SendMail, whose technology shuttles nearly 60 percent of e-mail on the Internet, has agreed to make Cloudmark"s antispam filtering tools a centerpiece of its commercial mail management software. SendMail produces open-source software that routes corporate e-mail to and from the Internet; 90 percent of Fortune 1000 companies use the software on their networks. It also sells a commercial version that includes e-mail management and filtering services to protect enterprises against viruses and spam.
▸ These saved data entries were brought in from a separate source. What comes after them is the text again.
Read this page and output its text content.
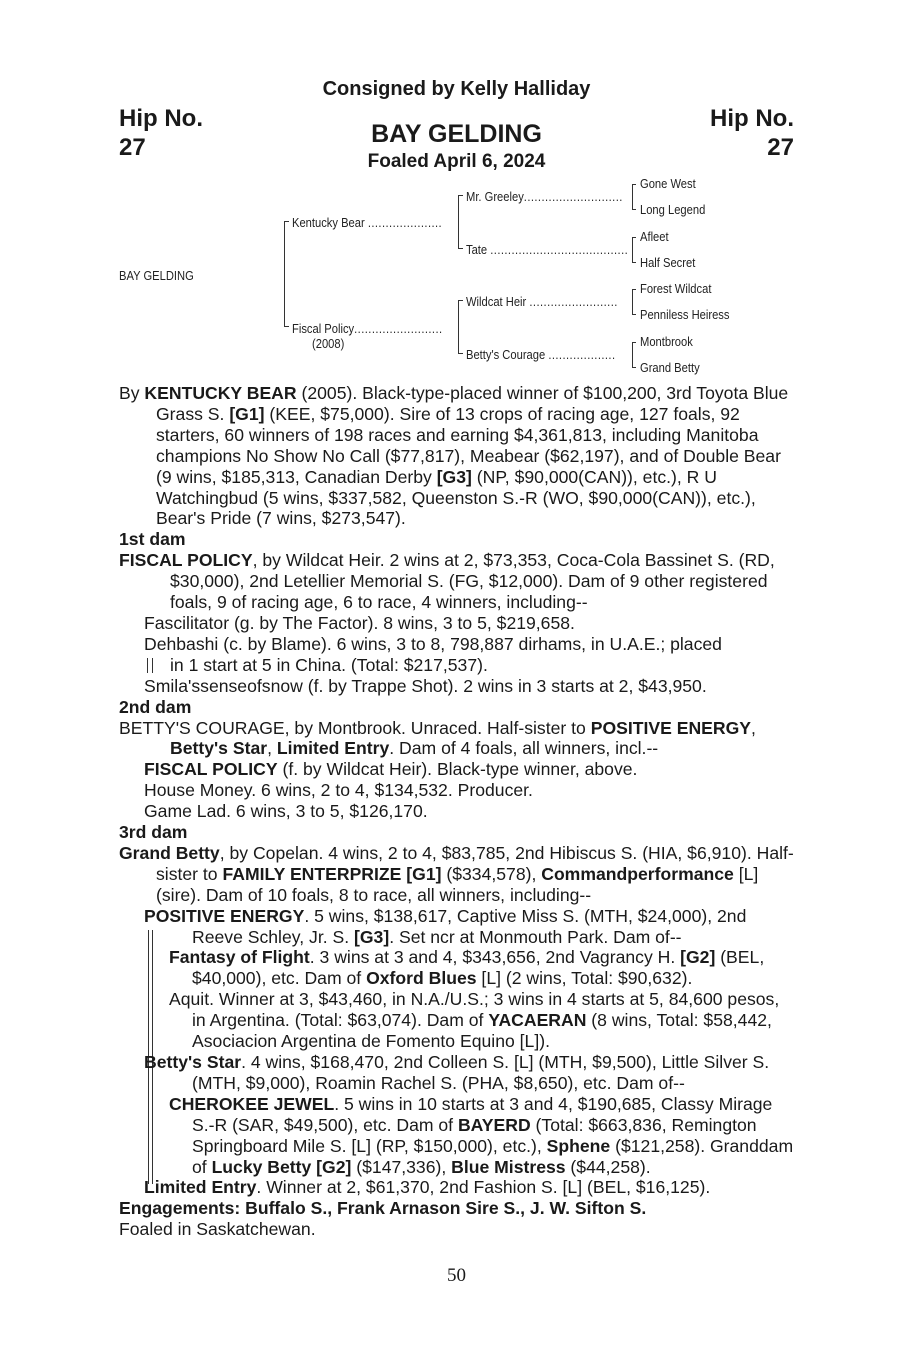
Consigned by Kelly Halliday
Hip No.
27
Hip No.
27
BAY GELDING
Foaled April 6, 2024
BAY GELDING
Kentucky Bear .....................
Fiscal Policy.........................
(2008)
Mr. Greeley............................
Tate .......................................
Wildcat Heir .........................
Betty's Courage ...................
Gone West
Long Legend
Afleet
Half Secret
Forest Wildcat
Penniless Heiress
Montbrook
Grand Betty

By KENTUCKY BEAR (2005). Black-type-placed winner of $100,200, 3rd Toyota Blue Grass S. [G1] (KEE, $75,000). Sire of 13 crops of racing age, 127 foals, 92 starters, 60 winners of 198 races and earning $4,361,813, including Manitoba champions No Show No Call ($77,817), Meabear ($62,197), and of Double Bear (9 wins, $185,313, Canadian Derby [G3] (NP, $90,000(CAN)), etc.), R U Watchingbud (5 wins, $337,582, Queenston S.-R (WO, $90,000(CAN)), etc.), Bear's Pride (7 wins, $273,547).

1st dam

FISCAL POLICY, by Wildcat Heir. 2 wins at 2, $73,353, Coca-Cola Bassinet S. (RD, $30,000), 2nd Letellier Memorial S. (FG, $12,000). Dam of 9 other registered foals, 9 of racing age, 6 to race, 4 winners, including--

Fascilitator (g. by The Factor). 8 wins, 3 to 5, $219,658.

Dehbashi (c. by Blame). 6 wins, 3 to 8, 798,887 dirhams, in U.A.E.; placed

in 1 start at 5 in China. (Total: $217,537).

Smila'ssenseofsnow (f. by Trappe Shot). 2 wins in 3 starts at 2, $43,950.

2nd dam

BETTY'S COURAGE, by Montbrook. Unraced. Half-sister to POSITIVE ENERGY, Betty's Star, Limited Entry. Dam of 4 foals, all winners, incl.--

FISCAL POLICY (f. by Wildcat Heir). Black-type winner, above.

House Money. 6 wins, 2 to 4, $134,532. Producer.

Game Lad. 6 wins, 3 to 5, $126,170.

3rd dam

Grand Betty, by Copelan. 4 wins, 2 to 4, $83,785, 2nd Hibiscus S. (HIA, $6,910). Half-sister to FAMILY ENTERPRIZE [G1] ($334,578), Commandperformance [L] (sire). Dam of 10 foals, 8 to race, all winners, including--

POSITIVE ENERGY. 5 wins, $138,617, Captive Miss S. (MTH, $24,000), 2nd Reeve Schley, Jr. S. [G3]. Set ncr at Monmouth Park. Dam of--

Fantasy of Flight. 3 wins at 3 and 4, $343,656, 2nd Vagrancy H. [G2] (BEL, $40,000), etc. Dam of Oxford Blues [L] (2 wins, Total: $90,632).

Aquit. Winner at 3, $43,460, in N.A./U.S.; 3 wins in 4 starts at 5, 84,600 pesos, in Argentina. (Total: $63,074). Dam of YACAERAN (8 wins, Total: $58,442, Asociacion Argentina de Fomento Equino [L]).

Betty's Star. 4 wins, $168,470, 2nd Colleen S. [L] (MTH, $9,500), Little Silver S. (MTH, $9,000), Roamin Rachel S. (PHA, $8,650), etc. Dam of--

CHEROKEE JEWEL. 5 wins in 10 starts at 3 and 4, $190,685, Classy Mirage S.-R (SAR, $49,500), etc. Dam of BAYERD (Total: $663,836, Remington Springboard Mile S. [L] (RP, $150,000), etc.), Sphene ($121,258). Granddam of Lucky Betty [G2] ($147,336), Blue Mistress ($44,258).

Limited Entry. Winner at 2, $61,370, 2nd Fashion S. [L] (BEL, $16,125).

Engagements: Buffalo S., Frank Arnason Sire S., J. W. Sifton S.

Foaled in Saskatchewan.

50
By partnering with Cloudmark, SendMail replaces its former antispam provider Elron Software, and it stakes its sales on the effectiveness of Cloudmark to fend off unwanted e-mail.
"Antispam is a very critical piece of mail management and mail filtering," SendMail CEO and President Dave Anderson said. "Cloudmark is now the core of what we sell (in antispam). And we sell one consolidated package (for e-mail management) so that all of the e-mail quaranteed can be processed from one centralized location." Anderson said that the company could see revenue increase 50 percent in the next year as a result of the Cloudmark deal.
For Cloudmark, the deal gives the company new stature in an industry rife with competition. Sendmail chose Cloudmark after testing 42 antispam software products over several months, Anderson said. Cloudmark"s product Authority won for its performance and effectiveness at mitigating false-positives, or mislabeling legitimate e-mail as spam, Anderson said. "This deal is important because there"s so much Sendmail out there, that anything associated with it is bound to get some scrutiny from commercial Sendmail shops," said Matt Cain, research analyst at Meta Group, based in Stamford, Conn. "From Cloudmark"s perspective, it raises their visibility, and gives them new distribution."